NEWSWAY.CO.ID, JAWA TENGAH – Semarak HUT ke-81 Kemerdekaan RI di Desa Penaruban, Kecamatan Kaligondang, Kabupaten Purbalingga diisi dengan kegiatan unik.

Puluhan  warga setempat turun ke Sungai Klawing untuk mengikuti Lomba Menjala Ikan yang digelar Panitia Peringatan Hari Nasional (PPHN) Desa Penaruban,Minggu (9/08/2026).

Kegiatan tersebut bukan sekadar hiburan rakyat, lomba setiapmemperingati hari nasional juga menjadi pengingat perjuangan para pahlawan sekaligus ajakan untuk menjaga kelestarian Sungai Klawing yang populasinya mulai berkurang.

Kepala Desa Penaruban, Siti Syarifah saat di konfirmasi Awak Media mengatakan, sebagian besar peserta adalah warga yang kesehariannya menggantungkan hidup dari hasil tangkapan di Sungai Klawing.

“Lomba menjala untuk tahun 2026 memperingati Hari Ulang Tahun ke-81 Republik Indonesia.

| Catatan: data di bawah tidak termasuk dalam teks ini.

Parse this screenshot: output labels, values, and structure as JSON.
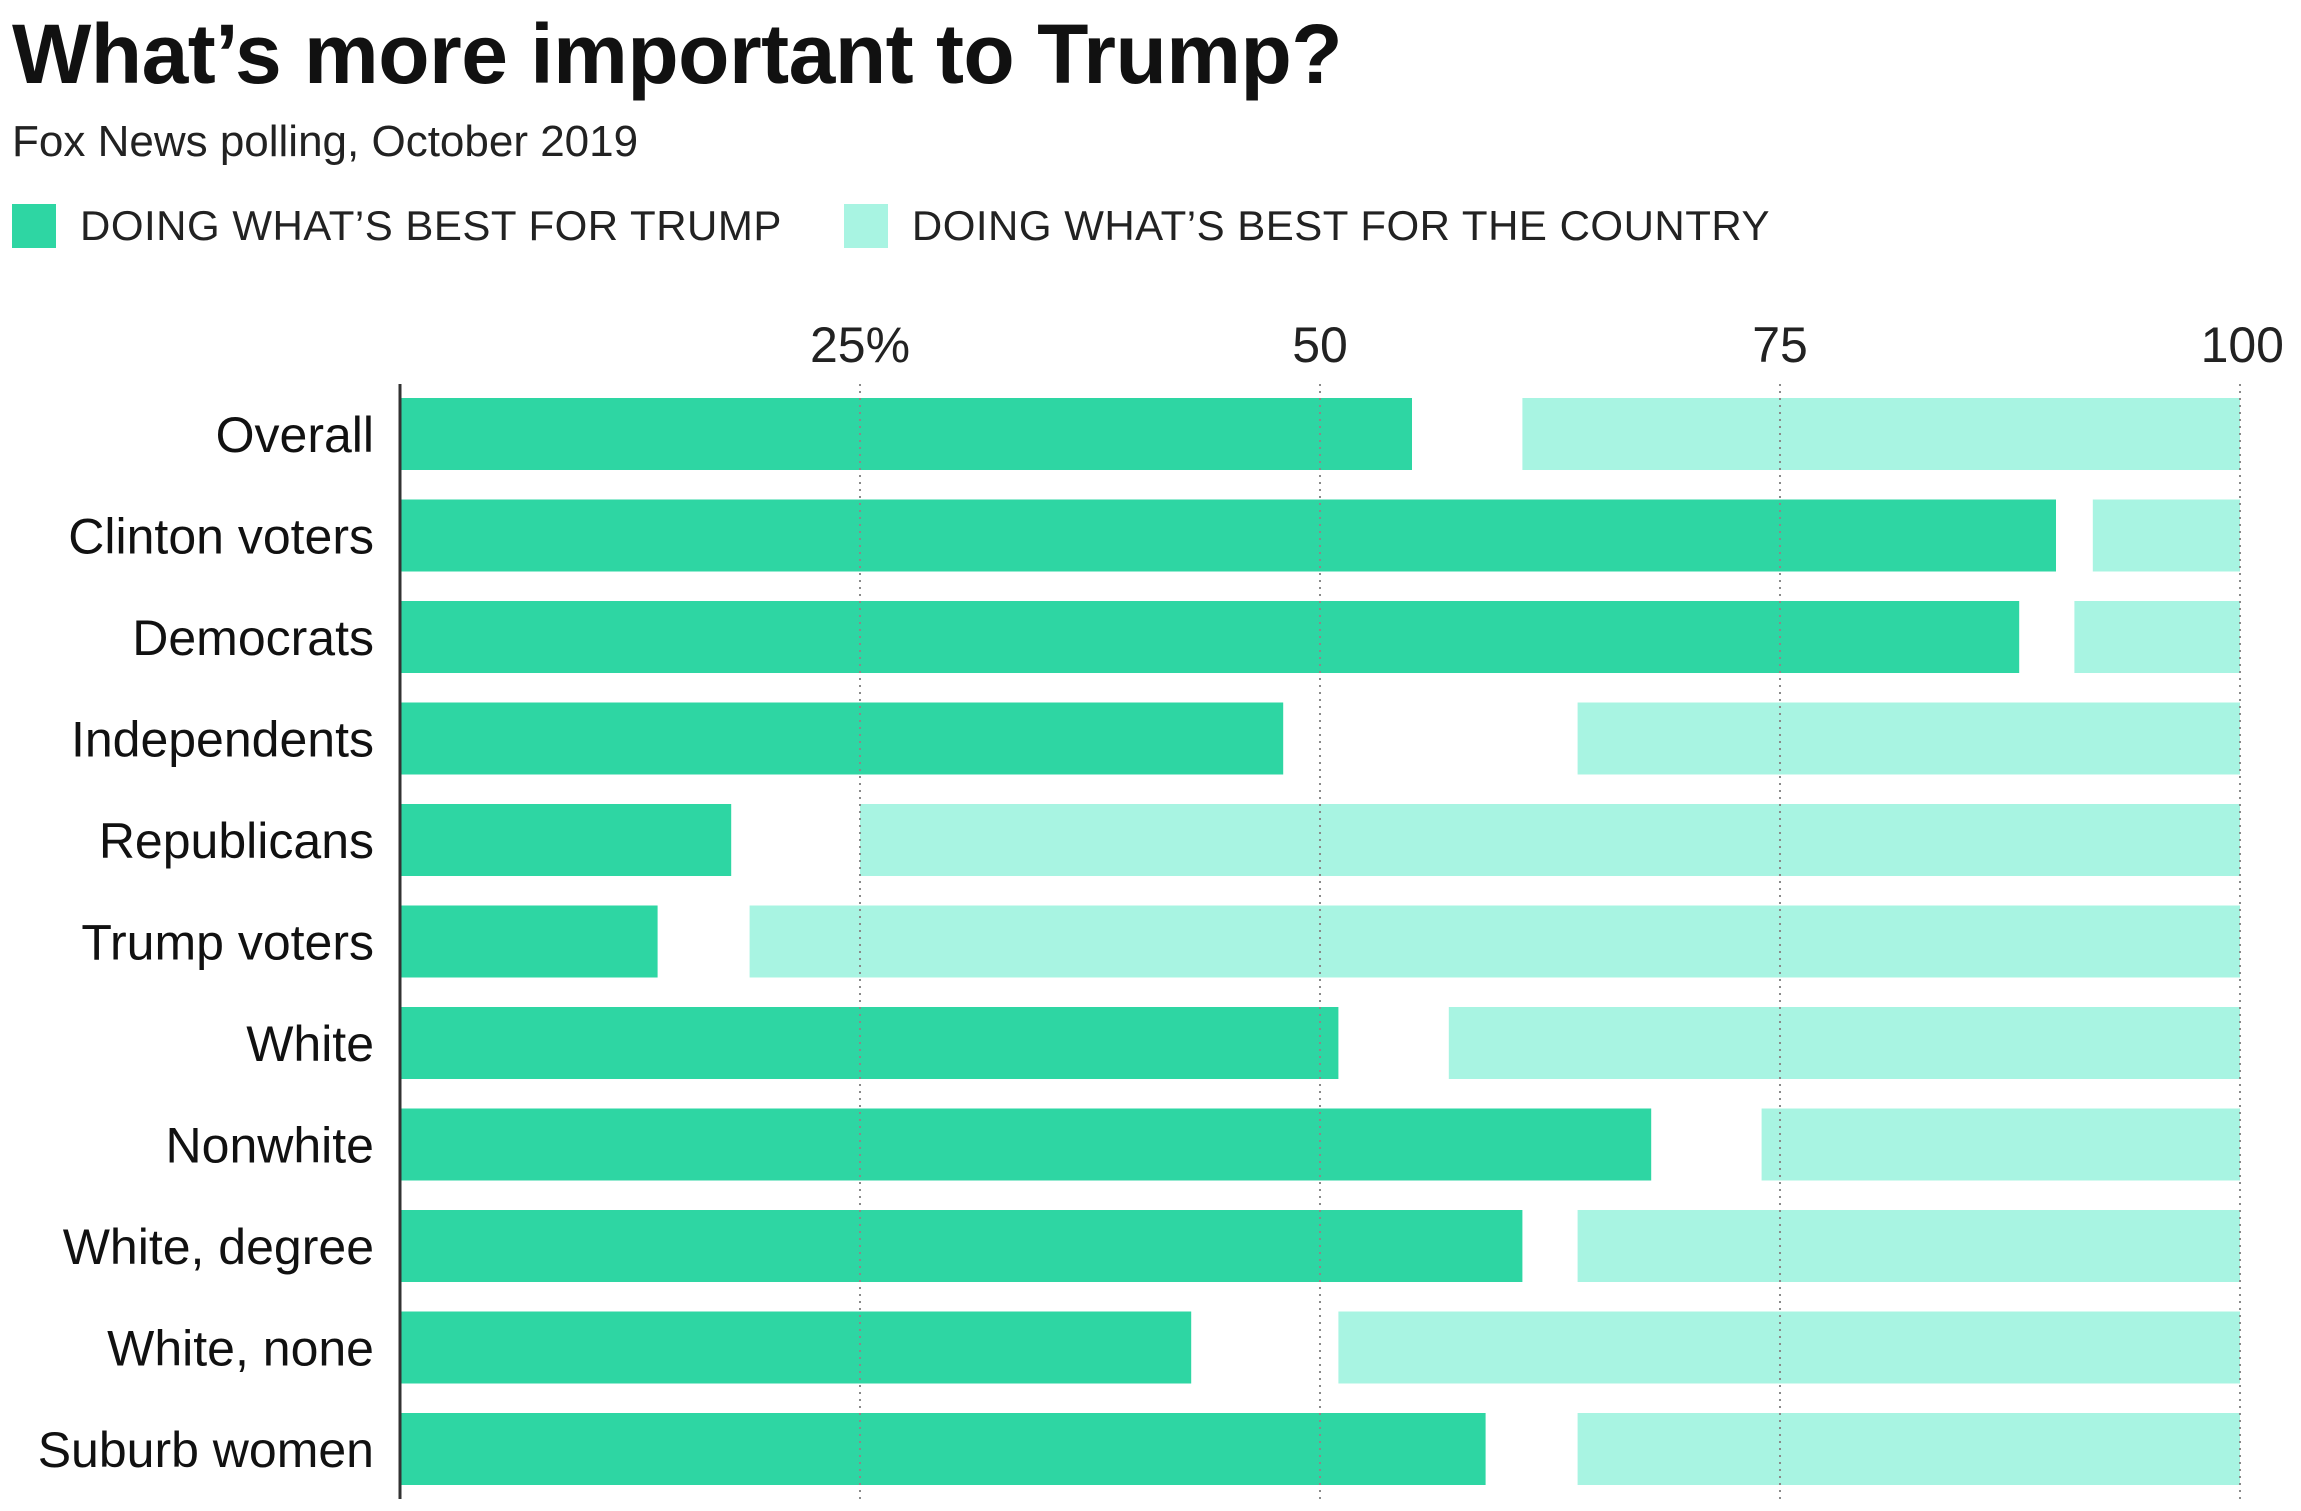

Banyak warga masyarakat yang kesehariannya mencari ikan di Sungai Klawing sebagai perekonomian di keluarga,” katanya.

Yang menarik, setelah lomba selesai, panitia bersama warga kembali melakukan penebaran benih ikan ke Sungai Klawing.

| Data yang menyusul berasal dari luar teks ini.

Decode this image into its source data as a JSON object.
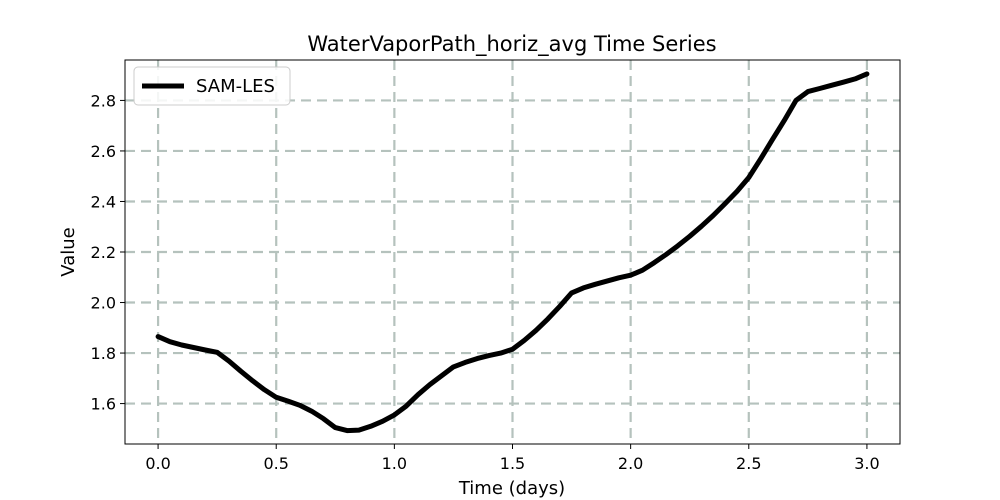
{
  "chart_data": {
    "type": "line",
    "title": "WaterVaporPath_horiz_avg Time Series",
    "xlabel": "Time (days)",
    "ylabel": "Value",
    "xlim": [
      -0.14,
      3.14
    ],
    "ylim": [
      1.44,
      2.96
    ],
    "xticks": [
      0.0,
      0.5,
      1.0,
      1.5,
      2.0,
      2.5,
      3.0
    ],
    "xtick_labels": [
      "0.0",
      "0.5",
      "1.0",
      "1.5",
      "2.0",
      "2.5",
      "3.0"
    ],
    "yticks": [
      1.6,
      1.8,
      2.0,
      2.2,
      2.4,
      2.6,
      2.8
    ],
    "ytick_labels": [
      "1.6",
      "1.8",
      "2.0",
      "2.2",
      "2.4",
      "2.6",
      "2.8"
    ],
    "grid": true,
    "legend": {
      "position": "top-left",
      "entries": [
        "SAM-LES"
      ]
    },
    "series": [
      {
        "name": "SAM-LES",
        "color": "#000000",
        "x": [
          0.0,
          0.05,
          0.1,
          0.15,
          0.2,
          0.25,
          0.3,
          0.35,
          0.4,
          0.45,
          0.5,
          0.55,
          0.6,
          0.65,
          0.7,
          0.75,
          0.8,
          0.85,
          0.9,
          0.95,
          1.0,
          1.05,
          1.1,
          1.15,
          1.2,
          1.25,
          1.3,
          1.35,
          1.4,
          1.45,
          1.5,
          1.55,
          1.6,
          1.65,
          1.7,
          1.75,
          1.8,
          1.85,
          1.9,
          1.95,
          2.0,
          2.05,
          2.1,
          2.15,
          2.2,
          2.25,
          2.3,
          2.35,
          2.4,
          2.45,
          2.5,
          2.55,
          2.6,
          2.65,
          2.7,
          2.75,
          2.8,
          2.85,
          2.9,
          2.95,
          3.0
        ],
        "y": [
          1.865,
          1.845,
          1.832,
          1.822,
          1.812,
          1.803,
          1.768,
          1.728,
          1.69,
          1.655,
          1.625,
          1.61,
          1.593,
          1.57,
          1.54,
          1.505,
          1.493,
          1.495,
          1.51,
          1.53,
          1.555,
          1.59,
          1.635,
          1.675,
          1.71,
          1.745,
          1.763,
          1.778,
          1.79,
          1.8,
          1.815,
          1.85,
          1.89,
          1.935,
          1.985,
          2.038,
          2.058,
          2.072,
          2.085,
          2.098,
          2.108,
          2.128,
          2.158,
          2.19,
          2.225,
          2.262,
          2.302,
          2.345,
          2.392,
          2.44,
          2.495,
          2.568,
          2.645,
          2.72,
          2.8,
          2.835,
          2.847,
          2.86,
          2.872,
          2.885,
          2.905
        ]
      }
    ]
  }
}
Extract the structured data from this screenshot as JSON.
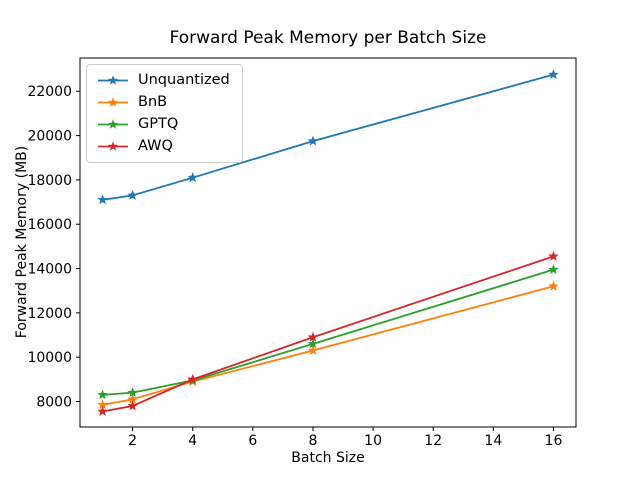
{
  "chart_data": {
    "type": "line",
    "title": "Forward Peak Memory per Batch Size",
    "xlabel": "Batch Size",
    "ylabel": "Forward Peak Memory (MB)",
    "x": [
      1,
      2,
      4,
      8,
      16
    ],
    "series": [
      {
        "name": "Unquantized",
        "color": "#1f77b4",
        "values": [
          17100,
          17300,
          18100,
          19750,
          22750
        ]
      },
      {
        "name": "BnB",
        "color": "#ff7f0e",
        "values": [
          7850,
          8100,
          8900,
          10300,
          13200
        ]
      },
      {
        "name": "GPTQ",
        "color": "#2ca02c",
        "values": [
          8300,
          8400,
          8950,
          10600,
          13950
        ]
      },
      {
        "name": "AWQ",
        "color": "#d62728",
        "values": [
          7550,
          7800,
          9000,
          10900,
          14550
        ]
      }
    ],
    "marker": "star",
    "xticks": [
      2,
      4,
      6,
      8,
      10,
      12,
      14,
      16
    ],
    "yticks": [
      8000,
      10000,
      12000,
      14000,
      16000,
      18000,
      20000,
      22000
    ],
    "xlim": [
      0.25,
      16.75
    ],
    "ylim": [
      6850,
      23500
    ],
    "legend_position": "upper left",
    "grid": false,
    "axis_color": "#000000",
    "background_color": "#ffffff"
  }
}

“Dengan adanya lomba menjala ikan, kita juga menyeimbangkan dengan menebar benih ikan. Harapannya populasi ikan di Sungai Klawing Desa Penaruban tetap ada untuk menjaga ekosistem perairan dan memperbanyak keanekaragaman ikan,” jelas Siti.

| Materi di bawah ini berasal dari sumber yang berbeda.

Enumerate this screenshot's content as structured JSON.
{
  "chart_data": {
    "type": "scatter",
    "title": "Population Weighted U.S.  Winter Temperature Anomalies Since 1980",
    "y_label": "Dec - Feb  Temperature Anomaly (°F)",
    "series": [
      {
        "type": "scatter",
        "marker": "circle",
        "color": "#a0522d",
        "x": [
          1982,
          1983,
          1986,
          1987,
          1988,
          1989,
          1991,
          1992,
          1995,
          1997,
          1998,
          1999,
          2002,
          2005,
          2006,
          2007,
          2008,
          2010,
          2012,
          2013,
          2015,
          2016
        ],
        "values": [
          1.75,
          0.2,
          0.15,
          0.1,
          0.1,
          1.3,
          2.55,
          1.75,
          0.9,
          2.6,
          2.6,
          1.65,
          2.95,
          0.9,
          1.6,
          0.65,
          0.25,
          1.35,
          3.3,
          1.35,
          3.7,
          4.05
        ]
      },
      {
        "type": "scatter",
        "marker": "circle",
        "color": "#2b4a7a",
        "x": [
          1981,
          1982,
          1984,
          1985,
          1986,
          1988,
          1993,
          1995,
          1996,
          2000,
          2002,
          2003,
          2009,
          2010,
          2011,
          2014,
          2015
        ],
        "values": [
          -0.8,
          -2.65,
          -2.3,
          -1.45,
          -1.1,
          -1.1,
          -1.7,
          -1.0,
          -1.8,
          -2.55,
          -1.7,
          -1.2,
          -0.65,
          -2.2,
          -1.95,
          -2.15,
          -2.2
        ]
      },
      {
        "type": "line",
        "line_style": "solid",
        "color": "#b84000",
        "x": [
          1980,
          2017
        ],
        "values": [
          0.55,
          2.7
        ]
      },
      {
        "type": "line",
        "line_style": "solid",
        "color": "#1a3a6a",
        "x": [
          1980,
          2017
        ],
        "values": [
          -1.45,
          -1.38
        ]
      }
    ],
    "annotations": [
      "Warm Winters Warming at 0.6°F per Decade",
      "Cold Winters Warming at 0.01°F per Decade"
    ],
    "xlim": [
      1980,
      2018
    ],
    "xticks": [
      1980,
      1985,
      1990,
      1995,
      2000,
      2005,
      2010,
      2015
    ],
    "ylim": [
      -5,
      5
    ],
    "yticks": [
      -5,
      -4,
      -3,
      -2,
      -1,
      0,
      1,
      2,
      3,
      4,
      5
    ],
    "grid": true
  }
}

Langkah ini diharapkan menjadi edukasi bahwa pemanfaatan sumber daya alam harus diimbangi dengan upaya pelestarian.

Namun tidak sedikit peserta mengaku hasil tangkapan tahun ini jauh berkurang dibanding beberapa tahun lalu, peserta lomba mengaku hanya mendapatkan sekitar tiga ekor ikan. 

“Ya memang berkurang. Tahun-tahun belakangan ini terus berkurang. Pendapatan juga berkurang,” ujar salah seorang peserta.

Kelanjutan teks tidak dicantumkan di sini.